Interview with Norbert Herz, Holocaust survivor and Rivesaltes intern.

Section Three

Then I was taken out again by OSE and returned to the children’s home where I was. In the morning we went to the village school and in the afternoon we had tuition in the home. I was there till 1943. In 1943 there was a decree that all Jewish children, non-French because I was not of French nationality, who were not with their parents and considered abandoned would be deported or whatever, so they made frantic efforts to get as many children out as they could. I was lucky because I had an aunt in Switzerland, a Swiss aunt and she vouched for me, so I was smuggled across the border at Annemasse [next to Geneva on the French / Swiss border] . . . I was in Switzerland at Zurich for 3 months with my aunt and then she put me in a Jewish childrens’ home which was a Zionist home and from there, at the end of the war, May 1945, I emigrated to Palestine. That’s the story in a nutshell.

JM – When you were at Rivesaltes did you attend a school in the camp?

NH - At Rivesaltes there was no school. In Rivesaltes the conditions were very, very harsh. In our Ilot was a barrack that was allocated to the Swiss Red-Cross and the Swiss Red-Cross had sent over two nurses, not Jewish ones. They tried to make the lot of us children a little bit easier, I remember what they did was bright and nice in that place. Outside it was horrible and they even made us a little Christmas party, it brightened a bit of the daily existence.

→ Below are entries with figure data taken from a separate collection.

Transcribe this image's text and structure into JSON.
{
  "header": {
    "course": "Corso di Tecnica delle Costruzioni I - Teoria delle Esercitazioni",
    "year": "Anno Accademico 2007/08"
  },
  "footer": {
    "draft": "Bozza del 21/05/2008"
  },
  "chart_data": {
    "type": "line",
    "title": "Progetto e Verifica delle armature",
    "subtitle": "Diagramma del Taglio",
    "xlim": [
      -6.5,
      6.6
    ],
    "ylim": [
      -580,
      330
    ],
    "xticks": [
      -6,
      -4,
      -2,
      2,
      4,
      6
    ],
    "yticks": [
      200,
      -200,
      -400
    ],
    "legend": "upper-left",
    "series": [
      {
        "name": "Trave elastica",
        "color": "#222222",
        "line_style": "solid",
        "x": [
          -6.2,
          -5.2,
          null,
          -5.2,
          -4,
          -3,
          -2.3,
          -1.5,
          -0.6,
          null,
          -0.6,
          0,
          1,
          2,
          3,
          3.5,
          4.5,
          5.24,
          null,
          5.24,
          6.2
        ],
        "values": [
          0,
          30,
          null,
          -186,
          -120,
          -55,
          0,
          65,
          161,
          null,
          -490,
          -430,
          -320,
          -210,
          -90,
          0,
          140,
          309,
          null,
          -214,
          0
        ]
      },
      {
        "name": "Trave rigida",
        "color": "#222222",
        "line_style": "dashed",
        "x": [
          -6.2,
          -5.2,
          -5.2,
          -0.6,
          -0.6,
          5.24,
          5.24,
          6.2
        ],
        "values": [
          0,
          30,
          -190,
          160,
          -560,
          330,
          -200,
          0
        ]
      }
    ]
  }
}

Rivesaltes was a very harsh camp, it was a notorious one. Interestingly the village of Rivesaltes is just next door to it, the French saw everything that was going on. I never realised the village was just next door, I was too young of course.

JM – Do you remember any of the locals visiting the camp, did the Rabbi from Perpignan visit?

NH – To visit what?

JM – The camp at Rivesaltes.

NH – At the time? No. Why would they? A Jewish person visit? They would be hidden, They wouldn’t be allowed to. It was very, very harsh, I can assure you. Also, initially it was guarded by Vietnamese from the French colonies.